How We Are Using AI to Reimagine the UX of Research

Moving from "finding" to "teleporting"

For the better part of this year, my focus has been on designing the user experience and interface for EPRI’s new ecosystem of AI products. And yes, that is plural.

While there are projects slated for next year that pique my interest, the AI initiatives we are currently deploying represent the most transformative work I have engaged with in at least 15 years. We are fundamentally changing how users find information on our website.

To understand the destination, one must first understand the departure point. Historically, one of our most persistent challenges has been the search experience.

When I arrived at EPRI, the ecosystem was fractured. We maintained two independent search engines—one for the public and one for members—resulting in a disjointed user experience. We eventually rebuilt these into a unified search interface, allowing public users to view the full breadth of available research, events, software, and materials, complete with clear indicators regarding access rights.

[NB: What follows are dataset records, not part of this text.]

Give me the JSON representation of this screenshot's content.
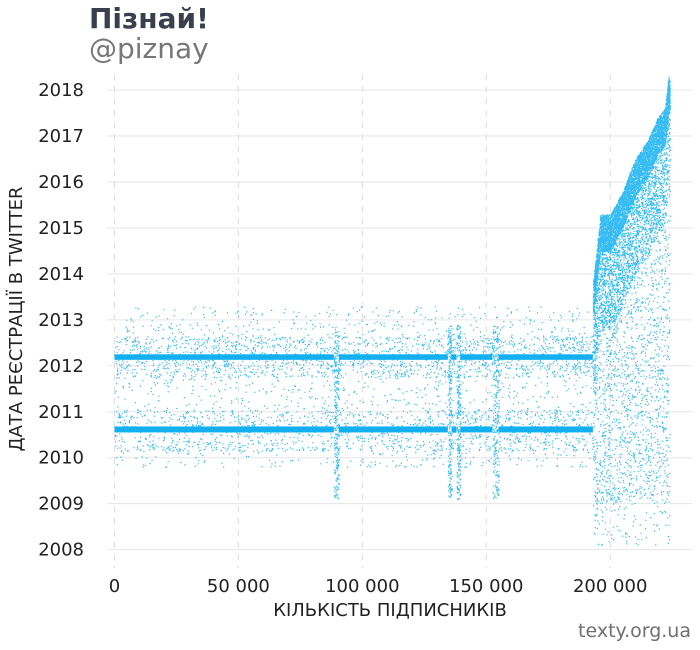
{
  "header": {
    "title": "Пізнай!",
    "subtitle": "@piznay"
  },
  "footer": {
    "source": "texty.org.ua"
  },
  "colors": {
    "points": "#12b0f0",
    "grid": "#e6e6e6",
    "grid_dashed": "#dcdcdc"
  },
  "chart_data": {
    "type": "scatter",
    "xlabel": "КІЛЬКІСТЬ ПІДПИСНИКІВ",
    "ylabel": "ДАТА РЕЄСТРАЦІЇ В TWITTER",
    "xlim": [
      -3000,
      233000
    ],
    "ylim": [
      2007.6,
      2018.35
    ],
    "x_ticks": [
      0,
      50000,
      100000,
      150000,
      200000
    ],
    "x_tick_labels": [
      "0",
      "50 000",
      "100 000",
      "150 000",
      "200 000"
    ],
    "y_ticks": [
      2008,
      2009,
      2010,
      2011,
      2012,
      2013,
      2014,
      2015,
      2016,
      2017,
      2018
    ],
    "y_tick_labels": [
      "2008",
      "2009",
      "2010",
      "2011",
      "2012",
      "2013",
      "2014",
      "2015",
      "2016",
      "2017",
      "2018"
    ],
    "grid": true,
    "series": [
      {
        "values_description_only": false,
        "dense_bands": [
          {
            "x": [
              0,
              193000
            ],
            "y": [
              2012.13,
              2012.25
            ]
          },
          {
            "x": [
              0,
              193000
            ],
            "y": [
              2010.55,
              2010.68
            ]
          }
        ],
        "band_gaps_x": [
          [
            88500,
            90500
          ],
          [
            134500,
            136000
          ],
          [
            138000,
            139500
          ],
          [
            152500,
            155000
          ]
        ],
        "sparse_region": {
          "x": [
            0,
            193000
          ],
          "y": [
            2009.8,
            2013.3
          ]
        },
        "growth_region": {
          "x": [
            193000,
            224000
          ],
          "lower_y": 2009.0,
          "upper_curve": [
            [
              193000,
              2013.8
            ],
            [
              196000,
              2015.3
            ],
            [
              200000,
              2015.3
            ],
            [
              205000,
              2015.8
            ],
            [
              210000,
              2016.5
            ],
            [
              215000,
              2016.9
            ],
            [
              219000,
              2017.4
            ],
            [
              222000,
              2017.6
            ],
            [
              223500,
              2018.3
            ]
          ]
        }
      }
    ]
  }
}
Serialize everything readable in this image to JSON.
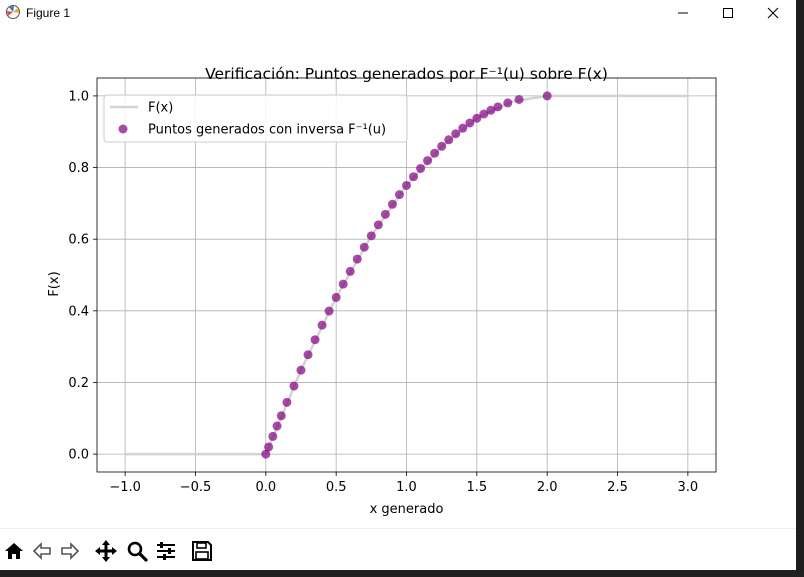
{
  "window": {
    "title": "Figure 1"
  },
  "toolbar": {
    "buttons": [
      "home-icon",
      "back-icon",
      "forward-icon",
      "pan-icon",
      "zoom-icon",
      "configure-subplots-icon",
      "save-icon"
    ]
  },
  "colors": {
    "cdf_line": "#d3d3d3",
    "points": "#800080",
    "grid": "#b0b0b0",
    "axes": "#000000"
  },
  "chart_data": {
    "type": "scatter",
    "title": "Verificación: Puntos generados por F⁻¹(u) sobre F(x)",
    "xlabel": "x generado",
    "ylabel": "F(x)",
    "xlim": [
      -1.2,
      3.2
    ],
    "ylim": [
      -0.05,
      1.05
    ],
    "xticks": [
      -1.0,
      -0.5,
      0.0,
      0.5,
      1.0,
      1.5,
      2.0,
      2.5,
      3.0
    ],
    "xtick_labels": [
      "−1.0",
      "−0.5",
      "0.0",
      "0.5",
      "1.0",
      "1.5",
      "2.0",
      "2.5",
      "3.0"
    ],
    "yticks": [
      0.0,
      0.2,
      0.4,
      0.6,
      0.8,
      1.0
    ],
    "ytick_labels": [
      "0.0",
      "0.2",
      "0.4",
      "0.6",
      "0.8",
      "1.0"
    ],
    "grid": true,
    "legend": {
      "placement": "upper left",
      "entries": [
        "F(x)",
        "Puntos generados con inversa F⁻¹(u)"
      ]
    },
    "series": [
      {
        "name": "F(x)",
        "kind": "line",
        "x": [
          -1.0,
          0.0,
          0.25,
          0.5,
          0.75,
          1.0,
          1.25,
          1.5,
          1.75,
          2.0,
          3.0
        ],
        "y": [
          0.0,
          0.0,
          0.234375,
          0.4375,
          0.609375,
          0.75,
          0.859375,
          0.9375,
          0.984375,
          1.0,
          1.0
        ]
      },
      {
        "name": "Puntos generados con inversa F⁻¹(u)",
        "kind": "scatter",
        "x": [
          0.0,
          0.02,
          0.05,
          0.08,
          0.11,
          0.15,
          0.2,
          0.25,
          0.3,
          0.35,
          0.4,
          0.45,
          0.5,
          0.55,
          0.6,
          0.65,
          0.7,
          0.75,
          0.8,
          0.85,
          0.9,
          0.95,
          1.0,
          1.05,
          1.1,
          1.15,
          1.2,
          1.25,
          1.3,
          1.35,
          1.4,
          1.45,
          1.5,
          1.55,
          1.6,
          1.65,
          1.72,
          1.8,
          2.0
        ],
        "y": [
          0.0,
          0.0199,
          0.0494,
          0.0784,
          0.107,
          0.1444,
          0.19,
          0.2344,
          0.2775,
          0.3194,
          0.36,
          0.3994,
          0.4375,
          0.4744,
          0.51,
          0.5444,
          0.5775,
          0.6094,
          0.64,
          0.6694,
          0.6975,
          0.7244,
          0.75,
          0.7744,
          0.7975,
          0.8194,
          0.84,
          0.8594,
          0.8775,
          0.8944,
          0.91,
          0.9244,
          0.9375,
          0.9494,
          0.96,
          0.9694,
          0.9804,
          0.99,
          1.0
        ]
      }
    ]
  }
}
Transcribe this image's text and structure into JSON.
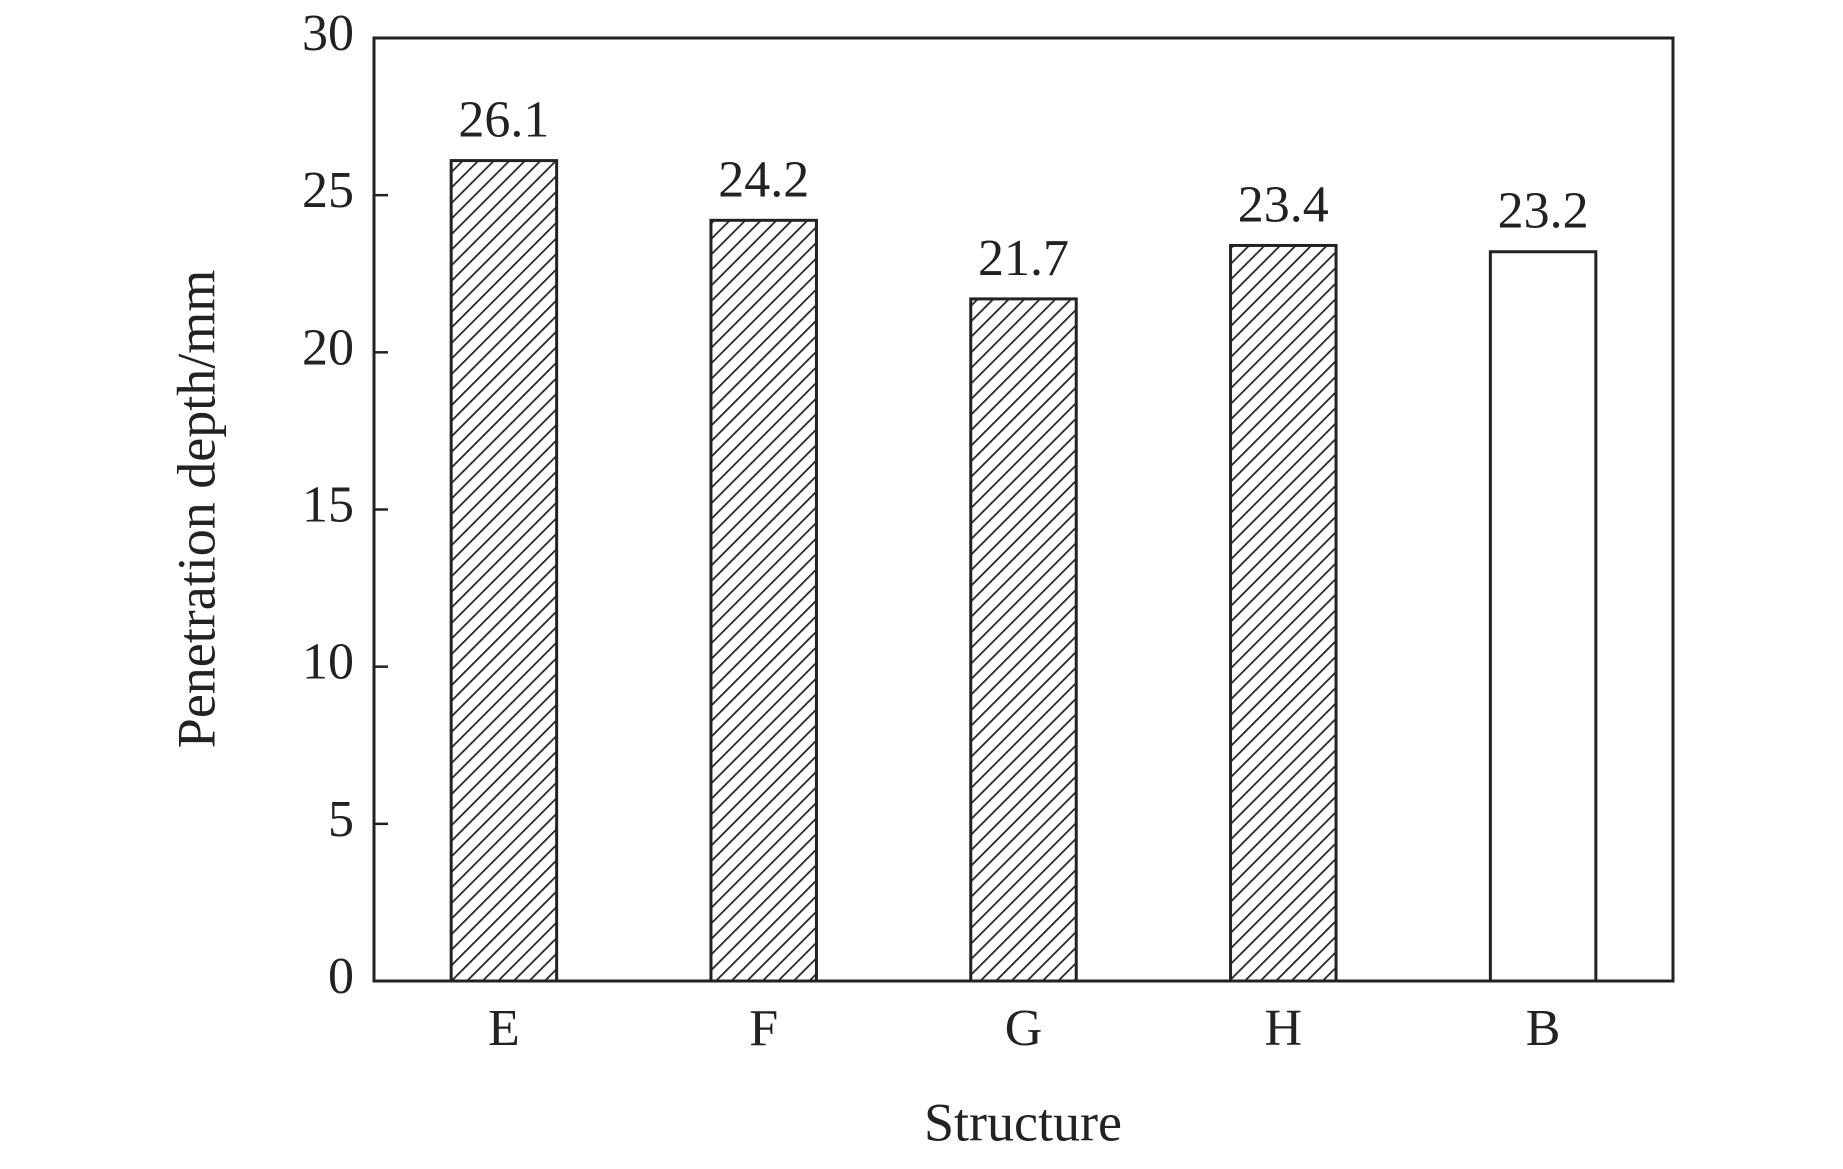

However, the delivery mechanism remained stuck in the past. For years, niche research has been housed in downloadable PDFs, with some spanning hundreds of pages. While valuable, this format is hostile to mobile users and makes finding specific data points akin to finding a needle in a digital haystack. Traditional search filters helped some power users refine their results, but for many, the cognitive load remained too high.

The Answer Engine

As we refine this core AI chatbot, we are also branching out. We are currently developing several niche-specific AI applications using this framework, slated for release in the near future.

This technology has allowed us to reimagine our search UX entirely. Search is the crux of EPRI’s online ecosystem, and these new capabilities alter the relationship between the user and our data. I am eager to collaborate with our communications and R&D teams to capitalize on this momentum, using it to redefine EPRI’s web strategy.

Breaking the Paradigm

Most designers are familiar with Jakob’s Law—the principle that users spend most of their time on other sites and therefore expect yours to work the same way. It aligns with Steve Krug’s famous edict: "Don’t make me think." The standard interpretation is that designers should prioritize familiarity and established patterns.

But what happens when you are building something that has no established pattern?

We are moving beyond the familiar paradigm of pages, navigation bars, and keyword optimization. To use an analogy: Traditional search gives you a map and a set of directions, but you are still required to drive yourself to the destination.

What if you could simply state where you want to go, and the interface transported you there instantly? That is the user experience we are currently designing.

Embracing the Evolution

As I wrote in my book, Future Work, AI is the next logical step in the evolution of information delivery. Just as writing superseded oral tradition, and the internet superseded print media, AI is poised to supersede the traditional web.

There is a palpable fear among some designers that this technology will upend creative work. However, I believe this shift should be embraced. AI is a tool, not a one-to-one replacement for human insight. If the "struggle" of the journey—the tedious hunting and pecking for data—is solved by AI, designers are freed to focus on high-value problems that machines cannot easily solve.

We are approaching an inflection point. It is far better to understand the trajectory of this technology and guide it than to be blindsided by it. We are working on an evolution thousands of years in the making, where the interface is no longer just a tool, but a collaborative partner.